Uh oh. My son looked as if he wanted to run. Luckily, I know exactly what she means. I am fine with my face - crows feet and all. And yes, when I smile big, I have crows feet. So what? If I never smile, who will know? God love good friends who can tell you anything!

This incident reminded me of the latest typical American craze that some women are falling prey to: Rebranding. Columnist Maria McErlane with the Daily Mail wrote this: The rebranding party is a craze currently sweeping America. The idea is that instead of friends telling you how wonderful you are, they tell you everything about you that they don't like - with tips on how to change. Each attendee must be brutally honest about the elements of your personality they feel may be holding you back. They must bring positive and constructive ideas, offer assistance, and are given carte blanche to say whatever they want, on this one occasion, without you taking offence.

And in fem-magazine Marie Claire, the "I don't like you much party" is described as: the hottest party craze currently sweeping the States is the 'rebranding' do, where women ask their friends to come along and tell them exactly what's wrong with their life/lover/wardrobe over drinks and nibbles.

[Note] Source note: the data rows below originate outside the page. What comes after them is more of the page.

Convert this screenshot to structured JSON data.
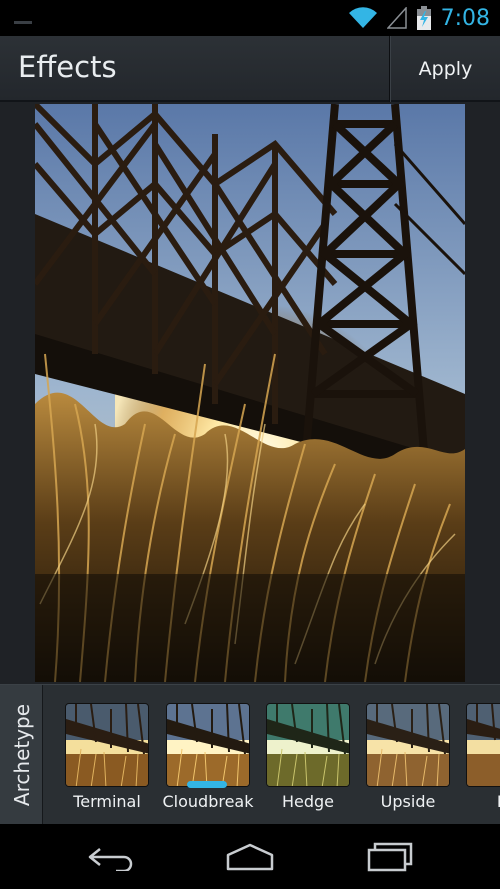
{
  "status_bar": {
    "time": "7:08",
    "icons": [
      "wifi-icon",
      "cell-signal-icon",
      "battery-charging-icon"
    ],
    "accent": "#33b5e5"
  },
  "action_bar": {
    "title": "Effects",
    "apply_label": "Apply"
  },
  "effects": {
    "category": "Archetype",
    "selected": "Cloudbreak",
    "items": [
      {
        "label": "Terminal"
      },
      {
        "label": "Cloudbreak"
      },
      {
        "label": "Hedge"
      },
      {
        "label": "Upside"
      },
      {
        "label": "Hu"
      }
    ],
    "indicator_color": "#33b5e5"
  },
  "nav_bar": {
    "buttons": [
      "back-icon",
      "home-icon",
      "recent-apps-icon"
    ]
  }
}
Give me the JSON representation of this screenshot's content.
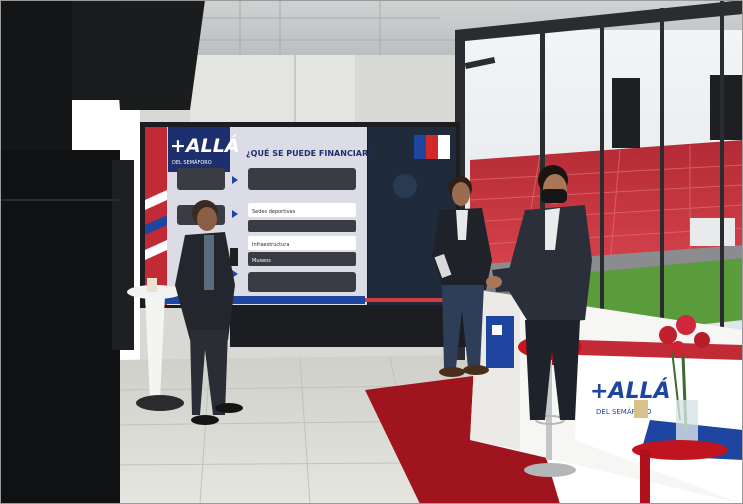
{
  "photo": {
    "screen": {
      "headline": "¿QUÉ SE PUEDE FINANCIAR?",
      "logo_text": "+ALLÁ",
      "logo_subtext": "DEL SEMÁFORO",
      "list_items": [
        "Sedes deportivas",
        "Infraestructura",
        "Museos"
      ]
    },
    "banner": {
      "logo_text": "+ALLÁ",
      "logo_subtext": "DEL SEMÁFORO"
    },
    "colors": {
      "stadium_seats": "#c8323c",
      "carpet": "#a0141e",
      "screen_bg": "#dcdce6",
      "screen_accent": "#d23c3c",
      "chile_blue": "#1e46a0",
      "chile_red": "#d22828",
      "pitch_green": "#5a9b3c"
    }
  }
}
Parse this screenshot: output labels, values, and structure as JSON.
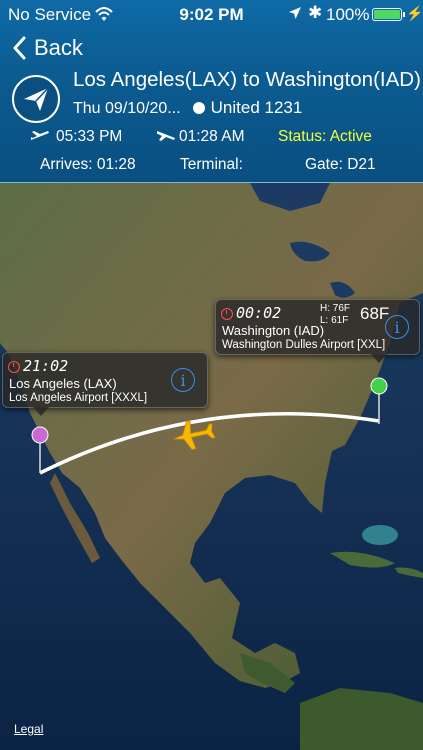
{
  "status_bar": {
    "carrier": "No Service",
    "time": "9:02 PM",
    "battery_percent": "100%",
    "icons": [
      "wifi-icon",
      "location-arrow-icon",
      "bluetooth-icon",
      "battery-icon",
      "charging-bolt-icon"
    ]
  },
  "nav": {
    "back_label": "Back"
  },
  "flight": {
    "route": "Los Angeles(LAX) to Washington(IAD)",
    "date": "Thu 09/10/20...",
    "airline_flight": "United 1231",
    "departure_time": "05:33 PM",
    "arrival_time": "01:28 AM",
    "status": "Status: Active",
    "arrives": "Arrives: 01:28",
    "terminal": "Terminal:",
    "gate": "Gate: D21"
  },
  "map": {
    "origin": {
      "local_time": "21:02",
      "city": "Los Angeles (LAX)",
      "airport": "Los Angeles Airport [XXXL]",
      "pin_color": "#c86ad6"
    },
    "destination": {
      "local_time": "00:02",
      "city": "Washington (IAD)",
      "airport": "Washington Dulles Airport [XXL]",
      "weather_high": "H: 76F",
      "weather_low": "L: 61F",
      "weather_temp": "68F",
      "pin_color": "#44d14a"
    },
    "legal_link": "Legal"
  },
  "colors": {
    "header_bg": "#0b5c92",
    "status_active": "#f2ff3a",
    "info_button": "#3a8fe8",
    "plane_marker": "#f5b700"
  }
}
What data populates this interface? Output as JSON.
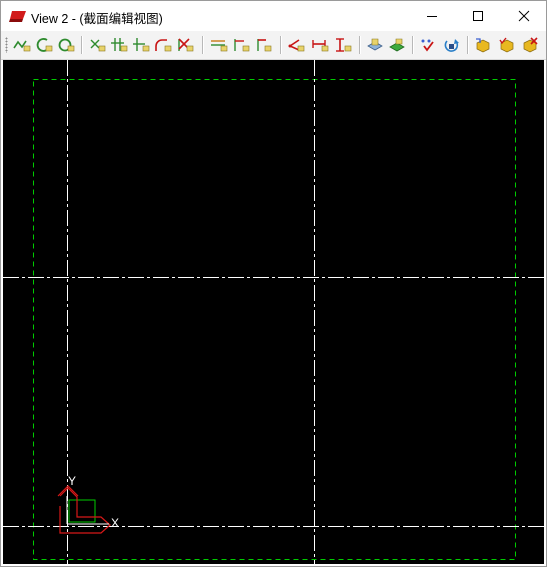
{
  "window": {
    "title": "View 2 - (截面编辑视图)",
    "controls": {
      "minimize": "minimize-icon",
      "maximize": "maximize-icon",
      "close": "close-icon"
    }
  },
  "toolbar": {
    "buttons": [
      "polyline-tool-icon",
      "arc-tool-icon",
      "circle-tool-icon",
      "point-tool-icon",
      "snap-intersection-icon",
      "snap-endpoint-icon",
      "fillet-tool-icon",
      "trim-tool-icon",
      "horizontal-constraint-icon",
      "parallel-constraint-icon",
      "perpendicular-constraint-icon",
      "dimension-angle-icon",
      "dimension-horizontal-icon",
      "dimension-vertical-icon",
      "extrude-view-icon",
      "revolve-view-icon",
      "check-profile-icon",
      "rotate-view-icon",
      "section-property-icon",
      "section-check-icon",
      "section-delete-icon"
    ]
  },
  "canvas": {
    "background": "#000000",
    "centerline_color": "#ffffff",
    "boundary_color": "#00cc00",
    "axis_labels": {
      "x": "X",
      "y": "Y"
    }
  }
}
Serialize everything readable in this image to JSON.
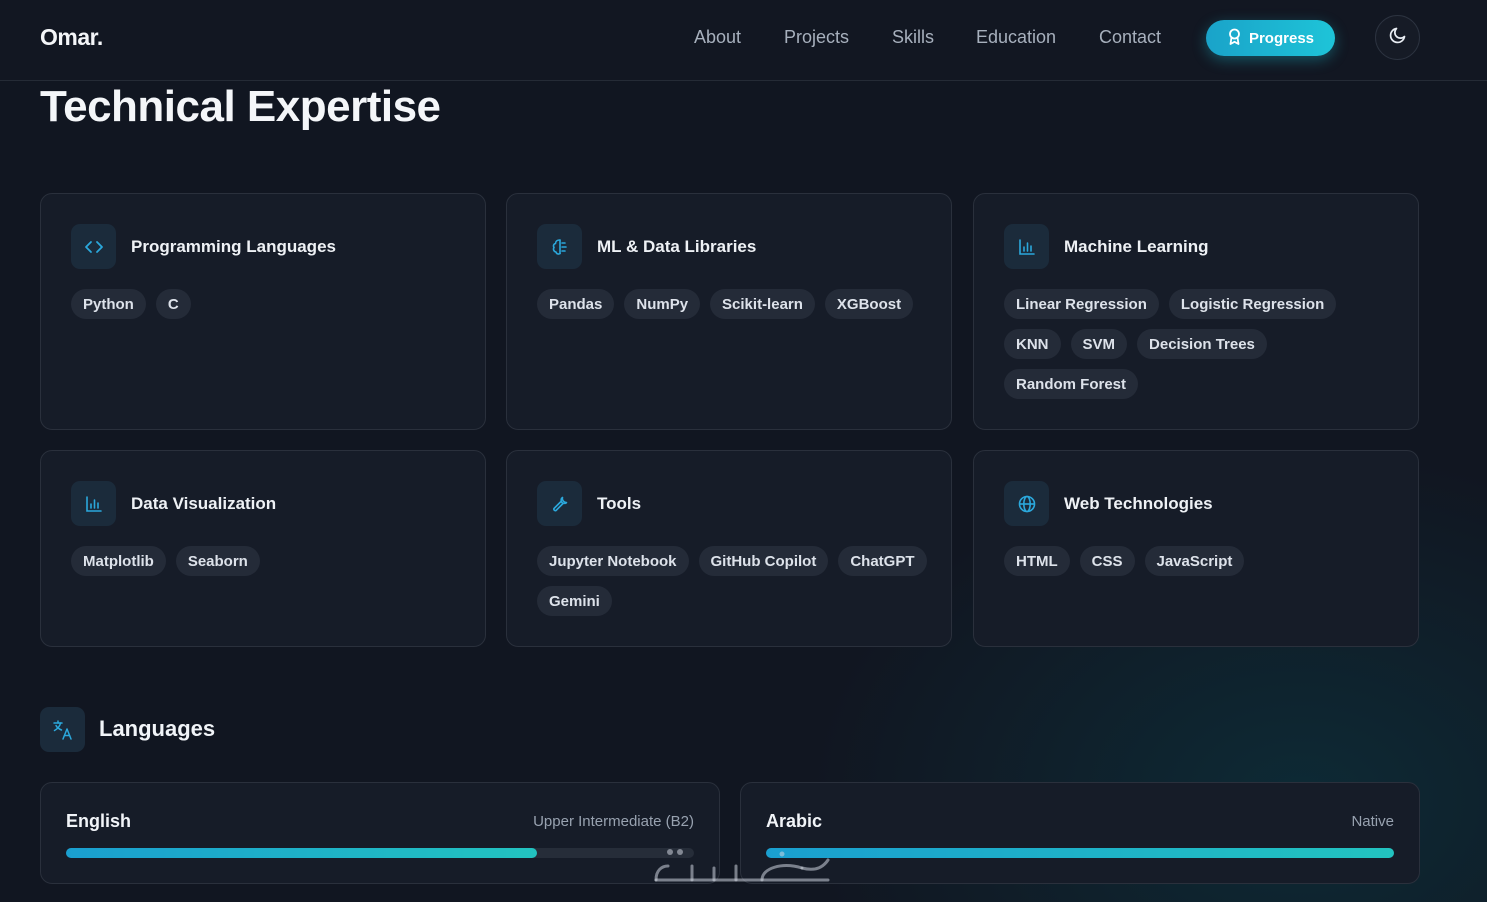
{
  "header": {
    "logo": "Omar.",
    "nav": [
      "About",
      "Projects",
      "Skills",
      "Education",
      "Contact"
    ],
    "progress_label": "Progress"
  },
  "skills": {
    "title": "Technical Expertise",
    "cards": [
      {
        "title": "Programming Languages",
        "icon": "code-icon",
        "tags": [
          "Python",
          "C"
        ]
      },
      {
        "title": "ML & Data Libraries",
        "icon": "brain-icon",
        "tags": [
          "Pandas",
          "NumPy",
          "Scikit-learn",
          "XGBoost"
        ]
      },
      {
        "title": "Machine Learning",
        "icon": "bar-chart-icon",
        "tags": [
          "Linear Regression",
          "Logistic Regression",
          "KNN",
          "SVM",
          "Decision Trees",
          "Random Forest"
        ]
      },
      {
        "title": "Data Visualization",
        "icon": "bar-chart-icon",
        "tags": [
          "Matplotlib",
          "Seaborn"
        ]
      },
      {
        "title": "Tools",
        "icon": "wrench-icon",
        "tags": [
          "Jupyter Notebook",
          "GitHub Copilot",
          "ChatGPT",
          "Gemini"
        ]
      },
      {
        "title": "Web Technologies",
        "icon": "globe-icon",
        "tags": [
          "HTML",
          "CSS",
          "JavaScript"
        ]
      }
    ]
  },
  "languages": {
    "title": "Languages",
    "items": [
      {
        "name": "English",
        "level": "Upper Intermediate (B2)",
        "progress": 0.75
      },
      {
        "name": "Arabic",
        "level": "Native",
        "progress": 1.0
      }
    ]
  },
  "colors": {
    "accent": "#1ec4d8",
    "background": "#111621",
    "card": "#161c28",
    "tag": "#242b38"
  }
}
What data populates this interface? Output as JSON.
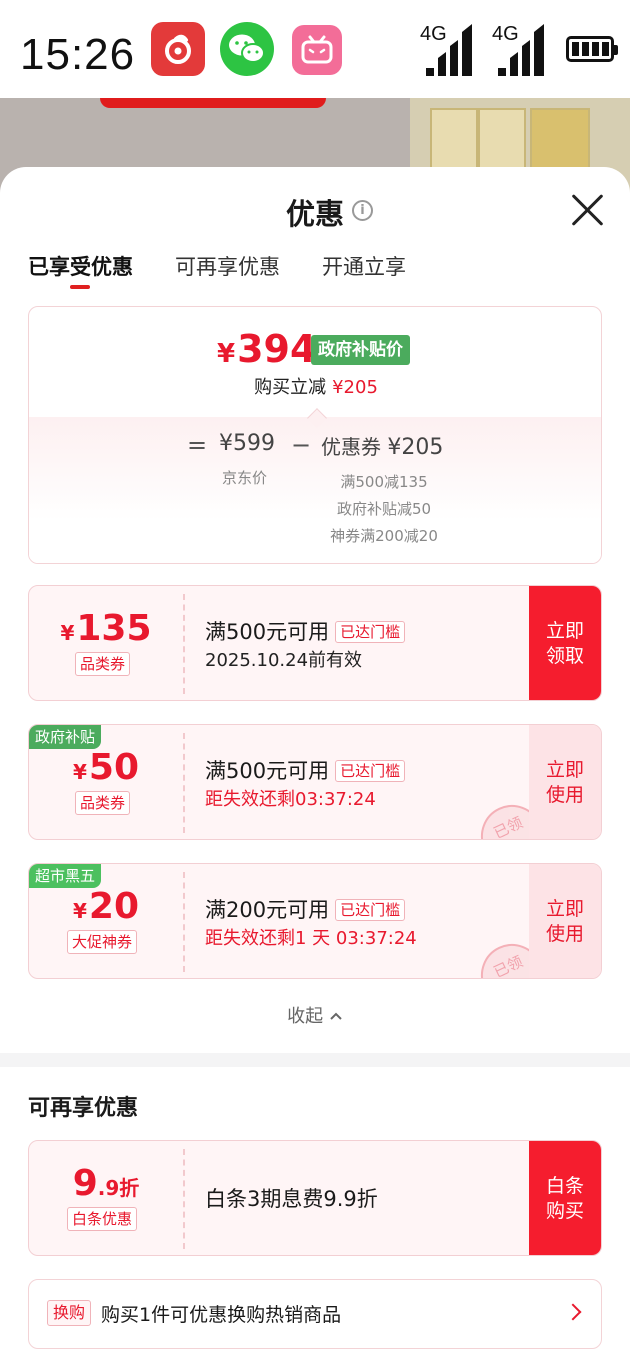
{
  "status_bar": {
    "time": "15:26",
    "network_1": "4G",
    "network_2": "4G",
    "apps": [
      "netease-music-icon",
      "wechat-icon",
      "bilibili-icon"
    ]
  },
  "sheet": {
    "title": "优惠",
    "tabs": [
      {
        "label": "已享受优惠",
        "active": true
      },
      {
        "label": "可再享优惠",
        "active": false
      },
      {
        "label": "开通立享",
        "active": false
      }
    ]
  },
  "summary": {
    "currency": "¥",
    "final_price": "394",
    "price_badge": "政府补贴价",
    "instant_cut_label": "购买立减",
    "instant_cut_amount": "¥205",
    "equals": "=",
    "original_price": "¥599",
    "original_label": "京东价",
    "minus": "−",
    "coupon_label": "优惠券",
    "coupon_total": "¥205",
    "details": [
      "满500减135",
      "政府补贴减50",
      "神券满200减20"
    ]
  },
  "coupons": [
    {
      "corner_tag": "",
      "amount": "135",
      "type": "品类券",
      "condition": "满500元可用",
      "threshold_tag": "已达门槛",
      "validity": "2025.10.24前有效",
      "cta_line1": "立即",
      "cta_line2": "领取"
    },
    {
      "corner_tag": "政府补贴",
      "amount": "50",
      "type": "品类券",
      "condition": "满500元可用",
      "threshold_tag": "已达门槛",
      "validity": "距失效还剩03:37:24",
      "cta_line1": "立即",
      "cta_line2": "使用",
      "stamp": "已领"
    },
    {
      "corner_tag": "超市黑五",
      "amount": "20",
      "type": "大促神券",
      "condition": "满200元可用",
      "threshold_tag": "已达门槛",
      "validity": "距失效还剩1 天 03:37:24",
      "cta_line1": "立即",
      "cta_line2": "使用",
      "stamp": "已领"
    }
  ],
  "collapse_label": "收起",
  "more_section": {
    "title": "可再享优惠",
    "baitiao": {
      "discount_main": "9",
      "discount_sub": ".9折",
      "type": "白条优惠",
      "description": "白条3期息费9.9折",
      "cta_line1": "白条",
      "cta_line2": "购买"
    },
    "swap": {
      "tag": "换购",
      "text": "购买1件可优惠换购热销商品"
    }
  },
  "colors": {
    "accent_red": "#e8192e",
    "cta_red": "#f51d2e",
    "badge_green": "#4bab5d"
  }
}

Uh oh, again. Not only am I sure that I don't want to give my friends that kind of liberty with me, I am pretty happy with the way I am. I think. Not that I couldn't use a little help from those who have to look at me... I get dressed up when I have to... even my 18-year old son thinks I look pretty good all dolled up. But what about the rest of the time...

So, if I entertain participating in this craze, my rebranding party invitation would read:

45-year old married gal, wears golf attire and yoga pants too much (& the clogs have got to go), needs a manicurist/pedicurist, can get too skinny, needs to be more disciplined with weight lifting for her bad back, should wear lipstick more often, needs to curb her opinion in social situations, should be more aggressive with her political writing career, needs to learn to return phone calls quicker, must get out for lunch more frequently (and stop eating leftovers while writing at her desk), needs to clean her house regularly and not just when people are coming over, takes in way too many stray animals (geese, birds, cats, dogs, rabbits...), rabble rouses too much, (at least she has a good husband)...

Oh no. I am afraid my Rebranding party would take weeks instead of just one evening. Forget the crows feet and yoga pants, I am a work-in-progress. Maybe some rebranding wouldn't hurt.

2 comments:

Heather said...

Umm ... wasn't that the whole concept of the slam book in junior high? {shudder}

Three Score and Ten or more said...

Forty five is the perfect age. If I could change my age, that's where I would go (If it didn't require me to go back to work full time).